Traitements non chirurgicaux
Dans de nombreuses situations, un traitement médical et fonctionnel permet déjà une nette amélioration.
Rééducation périnéale
La rééducation sphinctéro-périnéale est la première étape du traitement, y compris lorsqu’une chirurgie est envisagée par la suite. Réalisée avec un kinésithérapeute ou une sage-femme formé(e), elle vise à :
- renforcer les muscles du plancher pelvien ;
- améliorer le tonus du sphincter urétral ;
- apprendre à maîtriser les efforts de toux, de port de charges et les envies urgentes.
Elle se fait au cours de plusieurs séances, associées idéalement à des exercices réguliers à domicile.
Médicaments
Selon le type de troubles urinaires, le médecin peut prescrire :
- des anticholinergiques ou autres médicaments destinés à calmer une vessie hyperactive en réduisant les contractions inappropriées de la vessie ;
- des antispasmodiques pour diminuer les spasmes vésicaux.
Traitement hormonal local
Chez la femme ménopausée, un traitement local aux œstrogènes (crème, ovule vaginal, anneau) peut être proposé.

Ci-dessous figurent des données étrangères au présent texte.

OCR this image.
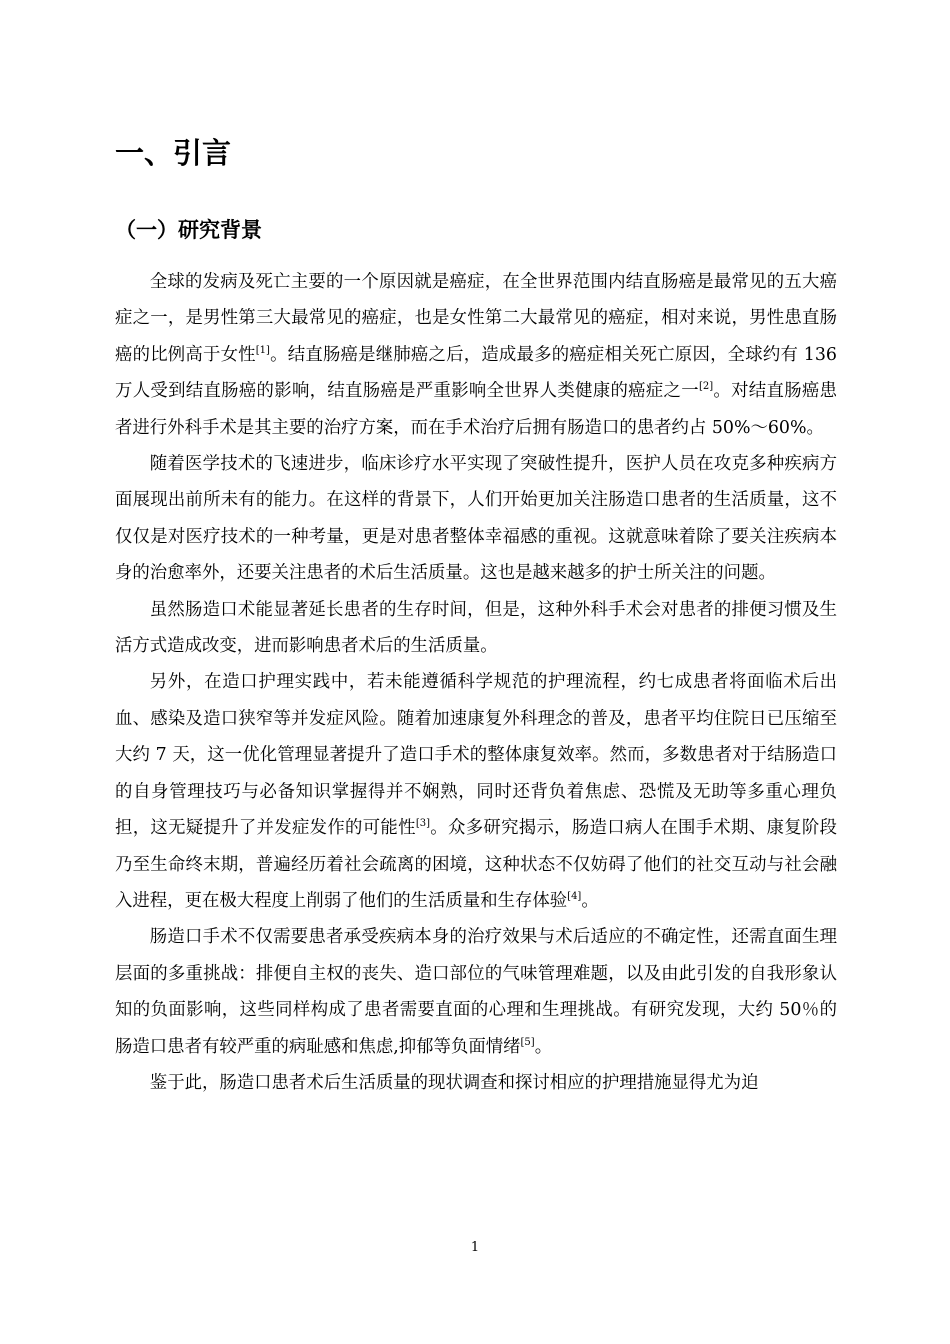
一、引言
（一）研究背景

全球的发病及死亡主要的一个原因就是癌症，在全世界范围内结直肠癌是最常见的五大癌症之一，是男性第三大最常见的癌症，也是女性第二大最常见的癌症，相对来说，男性患直肠癌的比例高于女性[1]。结直肠癌是继肺癌之后，造成最多的癌症相关死亡原因，全球约有 136 万人受到结直肠癌的影响，结直肠癌是严重影响全世界人类健康的癌症之一[2]。对结直肠癌患者进行外科手术是其主要的治疗方案，而在手术治疗后拥有肠造口的患者约占 50%～60%。

随着医学技术的飞速进步，临床诊疗水平实现了突破性提升，医护人员在攻克多种疾病方面展现出前所未有的能力。在这样的背景下，人们开始更加关注肠造口患者的生活质量，这不仅仅是对医疗技术的一种考量，更是对患者整体幸福感的重视。这就意味着除了要关注疾病本身的治愈率外，还要关注患者的术后生活质量。这也是越来越多的护士所关注的问题。

虽然肠造口术能显著延长患者的生存时间，但是，这种外科手术会对患者的排便习惯及生活方式造成改变，进而影响患者术后的生活质量。

另外，在造口护理实践中，若未能遵循科学规范的护理流程，约七成患者将面临术后出血、感染及造口狭窄等并发症风险。随着加速康复外科理念的普及，患者平均住院日已压缩至大约 7 天，这一优化管理显著提升了造口手术的整体康复效率。然而，多数患者对于结肠造口的自身管理技巧与必备知识掌握得并不娴熟，同时还背负着焦虑、恐慌及无助等多重心理负担，这无疑提升了并发症发作的可能性[3]。众多研究揭示，肠造口病人在围手术期、康复阶段乃至生命终末期，普遍经历着社会疏离的困境，这种状态不仅妨碍了他们的社交互动与社会融入进程，更在极大程度上削弱了他们的生活质量和生存体验[4]。

肠造口手术不仅需要患者承受疾病本身的治疗效果与术后适应的不确定性，还需直面生理层面的多重挑战：排便自主权的丧失、造口部位的气味管理难题，以及由此引发的自我形象认知的负面影响，这些同样构成了患者需要直面的心理和生理挑战。有研究发现，大约 50％的肠造口患者有较严重的病耻感和焦虑,抑郁等负面情绪[5]。

鉴于此，肠造口患者术后生活质量的现状调查和探讨相应的护理措施显得尤为迫

1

Il contribue à améliorer la trophicité de la muqueuse vaginale et urétrale, à réduire la sécheresse vulvo-vaginale et à renforcer, de façon indirecte, la continence urinaire.
Surveillance par calendrier mictionnel
Le médecin peut vous demander de tenir un calendrier mictionnel pendant quelques jours :
- heure et volume de chaque miction ;
- épisodes de fuites urinaires ;
- circonstances (effort, urgence, nuit…).
Cet outil simple permet de suivre l’évolution des symptômes et d’adapter le traitement.
Chirurgie de l’incontinence urinaire d’effort
Lorsque l’incontinence d’effort reste importante malgré une rééducation bien conduite, une prise en charge chirurgicale peut être proposée. Elle concerne essentiellement l’incontinence d’effort liée à un défaut de soutien de l’urètre.
Le principe est la mise en place, par voie vaginale, d’une bandelette sous-urétrale (bandelette prothétique) sous anesthésie loco-régionale ou générale. Cette bandelette agit comme un hamac soutenant l’urètre lors des efforts, ce qui limite ou supprime les fuites.
Deux techniques principales sont utilisées :
- la TVT (Tension free Vaginal Tape) ;
- la TOT (Trans Obturator Tape).
Ces interventions sont aujourd’hui bien codifiées. Les résultats sont, dans la majorité des cas, bons et durables, avec un taux de succès de l’ordre de 80 % à 5 ans, au prix d’une hospitalisation courte et d’une reprise rapide des activités quotidiennes (en respectant les consignes du chirurgien).
À retenir
- Les fuites urinaires après la ménopause sont fréquentes mais ne doivent pas être considérées comme normales ou inéluctables.
- Un bilan spécialisé permet d’identifier le type d’incontinence et de proposer un traitement adapté.
- La rééducation périnéale, les traitements médicamenteux et locaux aux œstrogènes constituent la première étape.
- En cas d’échec des traitements conservateurs, une chirurgie par bandelette sous-urétrale (TVT ou TOT) offre de très bons résultats à long terme.
En cas de fuites urinaires, n’hésitez pas à en parler à votre gynécologue ou à votre médecin traitant : une prise en charge adaptée permet le plus souvent d’améliorer nettement la qualité de vie.